At least during the Watergate crisis, involving all three branches of government, the Republicans in congress were represented by people like Howard Baker, and Lowell P. Weicker, who had a modicum of integrity and called for their President to resign or that they would have recommended impeachment.
Nixon knew the jig was up. but Trump, cannot see beyond his own mirror.  "Mirror, mirror on the wall, I am the smartest one of all. Only I can fix, fix for all.  Let's have a war with Iran or Rocket man."

Now, the pusillanimous Mitch McConnell and Paul Ryan, who fear Trump's wrath and the base that supports him, are cognitively dissonant remnants of  how America has changed since the 1970s.  Cultural diversity has incited a backlash of racism fueled by ignorance and fear, mobilized by Trump and his ilk, spouting hatred and a simplistic notion of how the world will be a better place if only immigrants and brown people were deported, making America white again.   Well it will not happen. "Get over it," to quote the late Antonin Scalia from an interview on 60 minutes when Lesley Stahl asked him whether he was bothered by the court throwing the election to George W. Bush, who ultimately invaded the wrong country, destabilized the middle east and ranks just above Trump on the Presidential scale of incompetence.   But at least he had some dignity, and is peacefully imitating his idol Winston Churchill by painting as a pastime, as encouraged by the great one's essay.  The comparison ends there, of course.
This circus has not been relived in my lifetime.  Young people, afraid to go to school march in Washington to the deafened ears of congressional acolytes of the NRA, their pockets bulging with cash from donations of gun toting miscreants who really believe that the second amendment allows them to carry assault rifles to go hunting, in this case, with human children and students as their quarry.

The second amendment should be repealed as argued by Bret Stevens, hardly a liberal, who writes that
"From a national-security standpoint, the Amendment’s suggestion that a “well-regulated militia” is “necessary to the security of a free State,” is quaint. The Minutemen that will deter Vladimir Putin and Kim Jong-un are based in missile silos in Minot, N.D., not farmhouses in Lexington, Mass."
His essay also argues that regulating guns from a "prospective right" Constitutional guarantee than from a privilege point of view, such as a driver's license, is an easier task.  No one wants to stop legitimate hunters, and farmers from shooting rodents and hunting Bambi or protecting themselves in their homes.
Turning schools into shooting galleries does not seem a wise solution either.

The young people who march will soon be voters, hoping to chase from office those who insouciantly treat their lives as fodder for gun-toting lunatics.






 

1 comment:

  1. David,

    The problem is not Trump. It's those Congresspeople, who are afraid of Trump's base, and to whom it has not occurred that if those are the sentiments they represent, maybe they shouldn't want to represent them.

    As for the Second Amendment, Stephens is slightly right. But the Amendment is about civil defense. It has nothing to do with guns.

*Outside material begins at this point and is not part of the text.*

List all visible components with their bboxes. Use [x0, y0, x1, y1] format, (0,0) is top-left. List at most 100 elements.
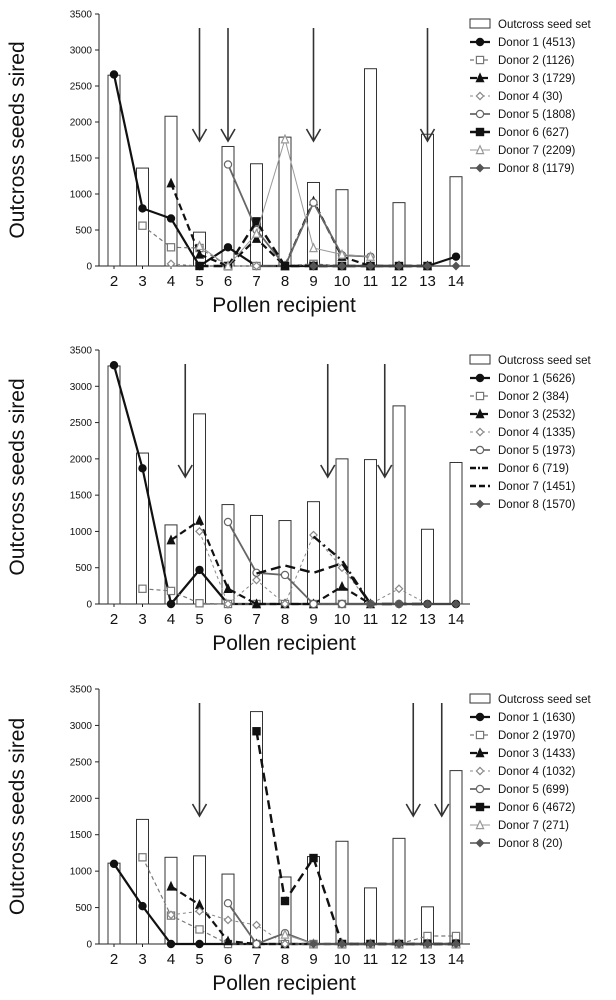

Guns are never mentioned. It's true, as Stephens says, that owning muskets today would be quaint. So would owning assault weapons. The purpose of the Amendment is to enable militias, which were seen as necessary both to support the Union from outside invasion and to support the states from unreasonable domination by the (federal) Union. In the spirit of the Second Amendment, citizens should have whatever "arms" would be necessary to repel outside invaders and the federal government. They need far more than assault weapons. Once anyone agrees that citizens should not own hand grenades, flame-throwers, tanks, fighter jets, submarines, aircraft carriers, and nuclear weapons, they have surrendered any meaning the Second Amendment had. And once we get there, it's time to repeal the Amendment. Which it now way past is.